The life insurer said profit climbed to $114 million, or 85¢ a share, up from $92 million, or 69¢ a share last year.
The company attributed the 24% jump in fourth-quarter earnings to its expanded distribution networks and benefits from recent acquisitions.
Clarica said it expects it will achieve 2002 targets of 10% to 15% growth in earnings and 14.5% to 15 % on return on equity.
“While factors such as the timing and extent of any economic turnaround in Canada and North America will influence performancein 2002, we believe the established targets are achievable,” said Bob Astley, president and CEO, in a statement.
Fourth-quarter total premiums and deposits jumped to $2.2 billion from $1.7 billion a year ago. Return on equity for the year rose to 14.4% from a year-earlier 12.9%.
Total wealth-management premiums and deposits rose 53% in the quarter to $1.2 billion from a year earlier $790 million based on gains from an increase in group market-based deposits from the Royal Trust acquisition.
Meanwhile, insurance premiums showed lighter growth, up 7%.
All business lines improved during the fourth quarter except for the reinsurance business.
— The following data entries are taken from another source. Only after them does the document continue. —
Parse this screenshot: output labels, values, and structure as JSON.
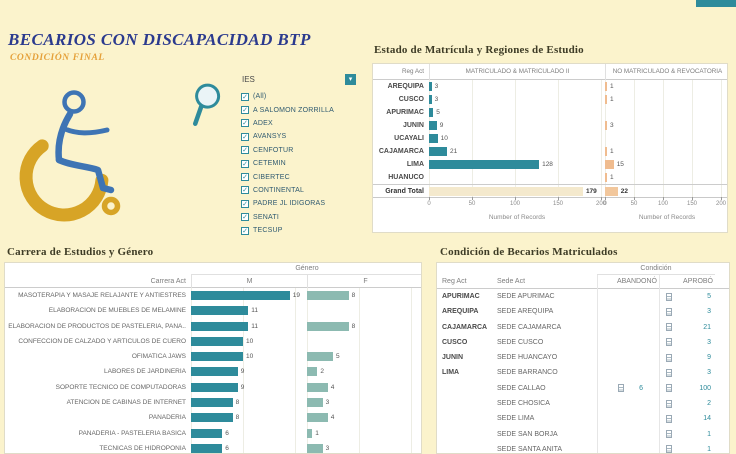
{
  "dashboard": {
    "title": "BECARIOS CON DISCAPACIDAD BTP",
    "subtitle": "CONDICIÓN FINAL"
  },
  "colors": {
    "background": "#FBF3CC",
    "teal_bar": "#2E8B9B",
    "light_teal_bar": "#8CBAB1",
    "peach_bar": "#F0BC8F",
    "total_tan_bar": "#F4E9CD",
    "total_peach_bar": "#F2C79C",
    "title_blue": "#2B3A8E",
    "subtitle_orange": "#E5A13B",
    "figure_blue": "#3E74B4",
    "wheel_gold": "#D7A426",
    "value_teal_text": "#2E8B9B"
  },
  "filter": {
    "label": "IES",
    "all_checked": true,
    "items": [
      "(All)",
      "A SALOMON ZORRILLA",
      "ADEX",
      "AVANSYS",
      "CENFOTUR",
      "CETEMIN",
      "CIBERTEC",
      "CONTINENTAL",
      "PADRE JL IDIGORAS",
      "SENATI",
      "TECSUP"
    ]
  },
  "matricula_chart": {
    "title": "Estado de Matrícula y Regiones de Estudio",
    "row_header": "Reg Act",
    "columns": [
      "MATRICULADO & MATRICULADO II",
      "NO MATRICULADO & REVOCATORIA"
    ],
    "axis_label": "Number of Records",
    "ticks": [
      0,
      50,
      100,
      150,
      200
    ],
    "rows": [
      {
        "region": "AREQUIPA",
        "matriculado": 3,
        "no_matriculado": 1
      },
      {
        "region": "CUSCO",
        "matriculado": 3,
        "no_matriculado": 1
      },
      {
        "region": "APURIMAC",
        "matriculado": 5,
        "no_matriculado": null
      },
      {
        "region": "JUNIN",
        "matriculado": 9,
        "no_matriculado": 3
      },
      {
        "region": "UCAYALI",
        "matriculado": 10,
        "no_matriculado": null
      },
      {
        "region": "CAJAMARCA",
        "matriculado": 21,
        "no_matriculado": 1
      },
      {
        "region": "LIMA",
        "matriculado": 128,
        "no_matriculado": 15
      },
      {
        "region": "HUANUCO",
        "matriculado": null,
        "no_matriculado": 1
      },
      {
        "region": "Grand Total",
        "matriculado": 179,
        "no_matriculado": 22,
        "is_total": true
      }
    ]
  },
  "carrera_chart": {
    "title": "Carrera de Estudios y Género",
    "group_header": "Género",
    "row_header": "Carrera Act",
    "columns": [
      "M",
      "F"
    ],
    "rows": [
      {
        "carrera": "MASOTERAPIA Y MASAJE RELAJANTE Y ANTIESTRES",
        "m": 19,
        "f": 8
      },
      {
        "carrera": "ELABORACION DE MUEBLES DE MELAMINE",
        "m": 11,
        "f": null
      },
      {
        "carrera": "ELABORACION DE PRODUCTOS DE PASTELERIA, PANA..",
        "m": 11,
        "f": 8
      },
      {
        "carrera": "CONFECCION DE CALZADO Y ARTICULOS DE CUERO",
        "m": 10,
        "f": null
      },
      {
        "carrera": "OFIMATICA JAWS",
        "m": 10,
        "f": 5
      },
      {
        "carrera": "LABORES DE JARDINERIA",
        "m": 9,
        "f": 2
      },
      {
        "carrera": "SOPORTE TECNICO DE COMPUTADORAS",
        "m": 9,
        "f": 4
      },
      {
        "carrera": "ATENCION DE CABINAS DE INTERNET",
        "m": 8,
        "f": 3
      },
      {
        "carrera": "PANADERIA",
        "m": 8,
        "f": 4
      },
      {
        "carrera": "PANADERIA - PASTELERIA BASICA",
        "m": 6,
        "f": 1
      },
      {
        "carrera": "TECNICAS DE HIDROPONIA",
        "m": 6,
        "f": 3
      }
    ]
  },
  "condicion_table": {
    "title": "Condición de Becarios Matriculados",
    "group_header": "Condición",
    "columns": {
      "reg": "Reg Act",
      "sede": "Sede Act",
      "abandono": "ABANDONÓ",
      "aprobo": "APROBÓ"
    },
    "rows": [
      {
        "reg": "APURIMAC",
        "sede": "SEDE APURIMAC",
        "abandono": null,
        "aprobo": 5
      },
      {
        "reg": "AREQUIPA",
        "sede": "SEDE AREQUIPA",
        "abandono": null,
        "aprobo": 3
      },
      {
        "reg": "CAJAMARCA",
        "sede": "SEDE CAJAMARCA",
        "abandono": null,
        "aprobo": 21
      },
      {
        "reg": "CUSCO",
        "sede": "SEDE CUSCO",
        "abandono": null,
        "aprobo": 3
      },
      {
        "reg": "JUNIN",
        "sede": "SEDE HUANCAYO",
        "abandono": null,
        "aprobo": 9
      },
      {
        "reg": "LIMA",
        "sede": "SEDE BARRANCO",
        "abandono": null,
        "aprobo": 3
      },
      {
        "reg": "",
        "sede": "SEDE CALLAO",
        "abandono": 6,
        "aprobo": 100
      },
      {
        "reg": "",
        "sede": "SEDE CHOSICA",
        "abandono": null,
        "aprobo": 2
      },
      {
        "reg": "",
        "sede": "SEDE LIMA",
        "abandono": null,
        "aprobo": 14
      },
      {
        "reg": "",
        "sede": "SEDE SAN BORJA",
        "abandono": null,
        "aprobo": 1
      },
      {
        "reg": "",
        "sede": "SEDE SANTA ANITA",
        "abandono": null,
        "aprobo": 1
      }
    ]
  },
  "chart_data": [
    {
      "type": "bar",
      "orientation": "horizontal",
      "title": "Estado de Matrícula y Regiones de Estudio",
      "categories": [
        "AREQUIPA",
        "CUSCO",
        "APURIMAC",
        "JUNIN",
        "UCAYALI",
        "CAJAMARCA",
        "LIMA",
        "HUANUCO",
        "Grand Total"
      ],
      "series": [
        {
          "name": "MATRICULADO & MATRICULADO II",
          "values": [
            3,
            3,
            5,
            9,
            10,
            21,
            128,
            null,
            179
          ]
        },
        {
          "name": "NO MATRICULADO & REVOCATORIA",
          "values": [
            1,
            1,
            null,
            3,
            null,
            1,
            15,
            1,
            22
          ]
        }
      ],
      "xlabel": "Number of Records",
      "xlim": [
        0,
        200
      ],
      "xticks": [
        0,
        50,
        100,
        150,
        200
      ],
      "grid": true,
      "legend_position": "column-headers"
    },
    {
      "type": "bar",
      "orientation": "horizontal",
      "title": "Carrera de Estudios y Género",
      "categories": [
        "MASOTERAPIA Y MASAJE RELAJANTE Y ANTIESTRES",
        "ELABORACION DE MUEBLES DE MELAMINE",
        "ELABORACION DE PRODUCTOS DE PASTELERIA, PANA..",
        "CONFECCION DE CALZADO Y ARTICULOS DE CUERO",
        "OFIMATICA JAWS",
        "LABORES DE JARDINERIA",
        "SOPORTE TECNICO DE COMPUTADORAS",
        "ATENCION DE CABINAS DE INTERNET",
        "PANADERIA",
        "PANADERIA - PASTELERIA BASICA",
        "TECNICAS DE HIDROPONIA"
      ],
      "series": [
        {
          "name": "M",
          "values": [
            19,
            11,
            11,
            10,
            10,
            9,
            9,
            8,
            8,
            6,
            6
          ]
        },
        {
          "name": "F",
          "values": [
            8,
            null,
            8,
            null,
            5,
            2,
            4,
            3,
            4,
            1,
            3
          ]
        }
      ],
      "xlim": [
        0,
        22
      ],
      "grid": true,
      "legend_position": "column-headers"
    },
    {
      "type": "table",
      "title": "Condición de Becarios Matriculados",
      "columns": [
        "Reg Act",
        "Sede Act",
        "ABANDONÓ",
        "APROBÓ"
      ],
      "rows": [
        [
          "APURIMAC",
          "SEDE APURIMAC",
          null,
          5
        ],
        [
          "AREQUIPA",
          "SEDE AREQUIPA",
          null,
          3
        ],
        [
          "CAJAMARCA",
          "SEDE CAJAMARCA",
          null,
          21
        ],
        [
          "CUSCO",
          "SEDE CUSCO",
          null,
          3
        ],
        [
          "JUNIN",
          "SEDE HUANCAYO",
          null,
          9
        ],
        [
          "LIMA",
          "SEDE BARRANCO",
          null,
          3
        ],
        [
          "",
          "SEDE CALLAO",
          6,
          100
        ],
        [
          "",
          "SEDE CHOSICA",
          null,
          2
        ],
        [
          "",
          "SEDE LIMA",
          null,
          14
        ],
        [
          "",
          "SEDE SAN BORJA",
          null,
          1
        ],
        [
          "",
          "SEDE SANTA ANITA",
          null,
          1
        ]
      ]
    }
  ]
}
The unit suffered because of poor mortality experience in the life retrocession line of business, and was unrelated to the events of Sept. 11, 2001, the company said.
Clarica’s U.S. division more than doubled its profit, reflecting the contribution from recently acquired Ash Brokerage Corp.
Annual profit rose 24.3 percent to C$414 million, or C$3.08 a share, from C$333 million, or C$2.48 a share.
The board of directors today declared a dividend of 22¢ per share.